VAP is a user-friendly stand-alone tool to flexibly generate aggregate or individual profiles of large genomic datasets such as ChIP and transcriptomic data over groups of reference features (genes, annotations, regions) of interest. Both the absolute and relative methods are offered, and as demonstrated, the choice of methodology is important to avoid incorrect interpretation of the results. VAP also permits up to six reference points to delimit the sections of interest in order to avoid contamination of the signal from adjacent features. In the ‘Annotation’ and ‘Exon’ analysis modes, the reference groups are simply composed of unique names linked to a genome annotation file, while users can directly provide the coordinates of the reference points in the ‘Coordinate’ mode. Statistical measures, which can be displayed on the aggregate curves, facilitate comparisons between groups or datasets.

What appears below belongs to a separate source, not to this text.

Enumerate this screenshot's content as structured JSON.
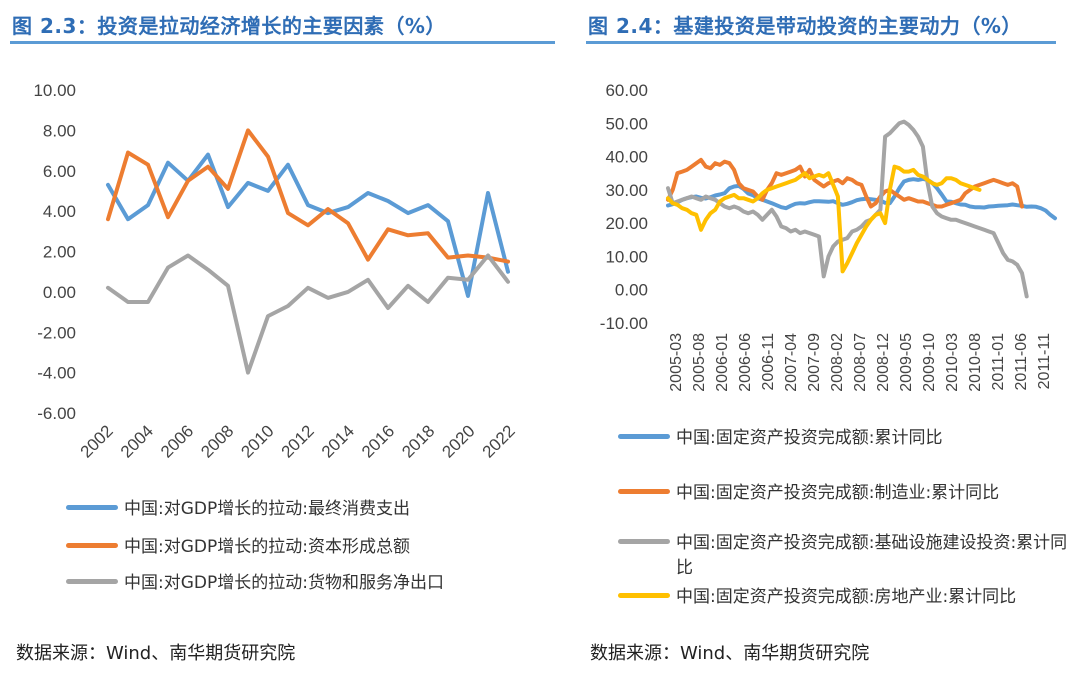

Moreover, subgrouping based on the orientation of the flanking annotations is particularly useful for compact genomes. VAP targets both biologists, through an intuitive interface, and bioinformaticians, through command line interactivity. Being highly efficient and given its ability to limit its memory footprint, VAP is designed to run on laptop computers, but it can also be compiled and run on a server.

AVAILABILITY

VAP is open source, published under the GNU General Public License v3. The official VAP website (http://lab-jacques.recherche.usherbrooke.ca/vap) contains complete documentation as well as links to download the packaged jar files, which contain the executables (32 and 64 bit architecture) for the supported OS (Linux, Mac OS X and Windows). A Bitbucket account (labjacquespe/vap) contains the source code of both the C++ (vap_core) and Java (vap_interface) modules with the corresponding makefiles and dependencies, as well as example input and output files.

SUPPLEMENTARY DATA

Supplementary Data are available at NAR Online.